“When this was forced on us, we had no experience with it, and there were legal and moral implications,” Deane said. “I saw from the beginning that the safest course for this county was to do the screening post-arrest. . . . We are responsible for providing police services to everyone, regardless of their status.”
Deane has earned a national reputation for the same straightforward approach he displayed during the immigration debate and for calm during crisis — hallmarks of his 24-year tenure as chief in Prince William. A firm, Southern gentleman, Deane has led his department through monumental change in both the county and in policing, maintaining his country sensibilities while facing the challenges of a modern, fast-growing community.
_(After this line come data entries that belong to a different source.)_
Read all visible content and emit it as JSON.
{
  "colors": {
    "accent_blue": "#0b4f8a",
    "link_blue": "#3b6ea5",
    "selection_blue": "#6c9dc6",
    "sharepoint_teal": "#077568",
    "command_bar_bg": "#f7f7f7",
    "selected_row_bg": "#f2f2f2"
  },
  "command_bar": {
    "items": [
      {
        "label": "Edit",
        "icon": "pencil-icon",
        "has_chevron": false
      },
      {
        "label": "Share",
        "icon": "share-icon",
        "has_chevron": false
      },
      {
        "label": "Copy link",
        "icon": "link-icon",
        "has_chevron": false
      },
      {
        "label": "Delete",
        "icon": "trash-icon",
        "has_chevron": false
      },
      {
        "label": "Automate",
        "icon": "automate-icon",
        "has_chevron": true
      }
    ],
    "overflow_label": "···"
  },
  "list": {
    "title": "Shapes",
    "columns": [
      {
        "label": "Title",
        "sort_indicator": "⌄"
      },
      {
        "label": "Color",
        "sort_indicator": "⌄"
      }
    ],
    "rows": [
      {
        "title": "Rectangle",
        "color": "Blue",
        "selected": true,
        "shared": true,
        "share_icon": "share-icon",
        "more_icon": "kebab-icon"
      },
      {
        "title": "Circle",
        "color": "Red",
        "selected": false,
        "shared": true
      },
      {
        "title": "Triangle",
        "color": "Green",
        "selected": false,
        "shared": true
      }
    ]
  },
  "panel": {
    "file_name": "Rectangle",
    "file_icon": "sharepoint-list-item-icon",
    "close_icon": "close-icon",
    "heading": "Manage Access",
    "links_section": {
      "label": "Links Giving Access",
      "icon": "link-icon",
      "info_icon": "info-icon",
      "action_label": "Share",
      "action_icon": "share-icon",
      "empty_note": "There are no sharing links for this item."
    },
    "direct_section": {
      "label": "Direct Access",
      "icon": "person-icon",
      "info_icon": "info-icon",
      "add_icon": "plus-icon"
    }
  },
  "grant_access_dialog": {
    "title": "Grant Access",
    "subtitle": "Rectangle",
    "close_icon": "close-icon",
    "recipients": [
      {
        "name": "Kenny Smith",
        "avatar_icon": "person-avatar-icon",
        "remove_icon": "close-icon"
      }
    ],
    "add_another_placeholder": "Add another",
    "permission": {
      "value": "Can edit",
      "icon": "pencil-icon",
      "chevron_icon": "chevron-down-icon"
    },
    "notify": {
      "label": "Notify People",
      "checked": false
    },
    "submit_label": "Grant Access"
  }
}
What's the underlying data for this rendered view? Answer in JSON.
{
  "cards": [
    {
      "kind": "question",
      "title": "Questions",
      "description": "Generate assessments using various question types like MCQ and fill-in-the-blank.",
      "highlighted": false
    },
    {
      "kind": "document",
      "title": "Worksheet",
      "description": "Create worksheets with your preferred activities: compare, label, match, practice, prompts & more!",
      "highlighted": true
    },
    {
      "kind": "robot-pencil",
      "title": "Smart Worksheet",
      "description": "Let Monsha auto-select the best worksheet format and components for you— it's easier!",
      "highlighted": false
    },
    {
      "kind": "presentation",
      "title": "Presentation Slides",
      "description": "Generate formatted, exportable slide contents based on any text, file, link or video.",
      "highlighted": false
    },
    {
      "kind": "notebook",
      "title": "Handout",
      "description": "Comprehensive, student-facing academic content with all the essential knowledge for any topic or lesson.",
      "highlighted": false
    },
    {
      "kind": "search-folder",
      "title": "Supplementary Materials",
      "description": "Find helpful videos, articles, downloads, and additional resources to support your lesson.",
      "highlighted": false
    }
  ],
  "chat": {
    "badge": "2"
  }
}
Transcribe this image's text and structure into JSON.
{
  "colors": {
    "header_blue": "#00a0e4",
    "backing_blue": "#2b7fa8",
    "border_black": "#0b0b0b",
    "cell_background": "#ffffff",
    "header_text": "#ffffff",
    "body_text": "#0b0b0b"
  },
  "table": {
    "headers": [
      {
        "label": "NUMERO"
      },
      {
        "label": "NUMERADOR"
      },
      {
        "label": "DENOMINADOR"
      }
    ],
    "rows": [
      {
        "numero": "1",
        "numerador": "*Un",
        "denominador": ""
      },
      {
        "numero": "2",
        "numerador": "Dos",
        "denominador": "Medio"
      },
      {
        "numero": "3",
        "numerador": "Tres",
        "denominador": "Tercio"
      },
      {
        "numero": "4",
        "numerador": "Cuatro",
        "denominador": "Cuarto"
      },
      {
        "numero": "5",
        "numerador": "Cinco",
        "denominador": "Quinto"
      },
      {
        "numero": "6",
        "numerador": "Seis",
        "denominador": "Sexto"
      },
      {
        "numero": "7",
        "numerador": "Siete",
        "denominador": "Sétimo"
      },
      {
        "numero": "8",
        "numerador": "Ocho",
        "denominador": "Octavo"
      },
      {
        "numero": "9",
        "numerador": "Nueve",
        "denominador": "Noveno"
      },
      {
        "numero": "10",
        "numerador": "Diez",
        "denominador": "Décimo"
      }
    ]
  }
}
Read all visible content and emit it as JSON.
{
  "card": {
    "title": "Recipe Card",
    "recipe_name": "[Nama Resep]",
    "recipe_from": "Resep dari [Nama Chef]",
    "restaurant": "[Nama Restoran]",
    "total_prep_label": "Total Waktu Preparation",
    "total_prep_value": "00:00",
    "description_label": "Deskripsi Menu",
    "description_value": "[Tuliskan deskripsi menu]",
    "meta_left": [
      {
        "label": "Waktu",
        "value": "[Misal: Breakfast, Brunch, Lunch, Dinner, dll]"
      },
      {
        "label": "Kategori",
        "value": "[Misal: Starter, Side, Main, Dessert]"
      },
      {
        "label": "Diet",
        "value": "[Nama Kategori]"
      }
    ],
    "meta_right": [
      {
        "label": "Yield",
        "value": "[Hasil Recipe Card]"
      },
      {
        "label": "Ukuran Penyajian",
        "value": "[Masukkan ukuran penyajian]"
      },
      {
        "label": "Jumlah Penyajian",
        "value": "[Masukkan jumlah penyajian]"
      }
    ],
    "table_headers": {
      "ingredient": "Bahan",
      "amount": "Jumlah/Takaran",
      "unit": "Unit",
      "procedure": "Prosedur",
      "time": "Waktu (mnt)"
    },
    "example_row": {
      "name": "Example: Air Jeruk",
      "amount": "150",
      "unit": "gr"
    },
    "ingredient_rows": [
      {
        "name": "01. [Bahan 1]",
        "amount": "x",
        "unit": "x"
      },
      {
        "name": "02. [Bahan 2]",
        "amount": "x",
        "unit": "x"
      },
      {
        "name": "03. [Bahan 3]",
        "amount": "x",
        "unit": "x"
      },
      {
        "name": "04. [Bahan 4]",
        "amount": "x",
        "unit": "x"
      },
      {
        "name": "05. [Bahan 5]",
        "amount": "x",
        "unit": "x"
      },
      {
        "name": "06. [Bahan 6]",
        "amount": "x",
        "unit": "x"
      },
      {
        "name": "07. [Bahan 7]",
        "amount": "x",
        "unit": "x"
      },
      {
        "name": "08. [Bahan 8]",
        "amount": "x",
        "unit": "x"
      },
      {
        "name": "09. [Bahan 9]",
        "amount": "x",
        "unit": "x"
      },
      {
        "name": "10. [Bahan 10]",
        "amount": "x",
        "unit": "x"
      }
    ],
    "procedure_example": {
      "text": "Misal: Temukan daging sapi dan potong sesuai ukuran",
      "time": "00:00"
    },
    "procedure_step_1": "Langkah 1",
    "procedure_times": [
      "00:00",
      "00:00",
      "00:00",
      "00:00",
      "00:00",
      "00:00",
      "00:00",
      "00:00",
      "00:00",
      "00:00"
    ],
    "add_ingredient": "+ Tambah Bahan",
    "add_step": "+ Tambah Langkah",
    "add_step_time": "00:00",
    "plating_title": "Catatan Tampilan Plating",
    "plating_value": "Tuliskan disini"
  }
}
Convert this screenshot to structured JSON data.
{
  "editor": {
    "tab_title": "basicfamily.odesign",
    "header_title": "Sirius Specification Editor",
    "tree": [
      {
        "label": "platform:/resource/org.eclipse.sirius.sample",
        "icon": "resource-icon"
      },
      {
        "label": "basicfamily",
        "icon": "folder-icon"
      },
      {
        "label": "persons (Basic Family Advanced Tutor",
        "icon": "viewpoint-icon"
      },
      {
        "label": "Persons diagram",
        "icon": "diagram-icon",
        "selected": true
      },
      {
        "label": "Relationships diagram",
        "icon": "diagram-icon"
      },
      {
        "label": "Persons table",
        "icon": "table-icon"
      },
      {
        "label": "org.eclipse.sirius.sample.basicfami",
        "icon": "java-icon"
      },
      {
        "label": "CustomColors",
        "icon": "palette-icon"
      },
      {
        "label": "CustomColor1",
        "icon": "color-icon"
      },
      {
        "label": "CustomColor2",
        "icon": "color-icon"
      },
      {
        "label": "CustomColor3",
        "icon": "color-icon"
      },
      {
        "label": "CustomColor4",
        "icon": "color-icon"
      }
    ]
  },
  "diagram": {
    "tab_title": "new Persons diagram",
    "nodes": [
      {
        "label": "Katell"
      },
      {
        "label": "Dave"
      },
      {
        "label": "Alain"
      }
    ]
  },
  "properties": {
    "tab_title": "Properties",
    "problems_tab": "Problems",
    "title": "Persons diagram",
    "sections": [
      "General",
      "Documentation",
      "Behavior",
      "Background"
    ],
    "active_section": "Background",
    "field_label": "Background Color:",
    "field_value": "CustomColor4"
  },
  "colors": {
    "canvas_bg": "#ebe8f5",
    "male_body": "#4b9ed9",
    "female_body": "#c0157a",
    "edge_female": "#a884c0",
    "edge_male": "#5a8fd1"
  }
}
Just shy of his 67th birthday, Deane plans to leave, 42 years after he helped open the department in what was then a sleepy Virginia outpost of dairy farms. Although Prince William has become a bustling Washington bedroom community, the police department’s one constant has been Deane. Many in the county said Wednesday that it is the end of an era.
“Prince William has been a very exciting, dynamic place to work,” Deane said in an interview this week before he announced his retirement. “It’s just as exciting today. The challenges are different, and the world is more complex. But we’ve developed a department that is second to none, and it’ll be in good hands.”
Law enforcement officials across the country consider Deane one of the best in the field, having distinguished himself on the immigration issue but also for leading his department through some of the most notable crimes in the region’s history, including the Washington area sniper shootings, the “East Coast Rapist” investigation and the 1993 Lorena Bobbitt case.
When Deane began as chief in Prince William, the county had 200,000 residents. Cellphones barely existed, police didn’t have DNA evidence and the Internet — and the crimes created by it — was barely imaginable. Deane had 239 officers and a budget of $16 million.
Prince William has since doubled in population. The county is now home to Potomac Mills mall and a large concert venue. Police cars have computers and license-plate readers, the department has its own training academy and forensics lab, and Deane has diversified what is now a force of nearly 600 sworn officers and a budget of $80 million.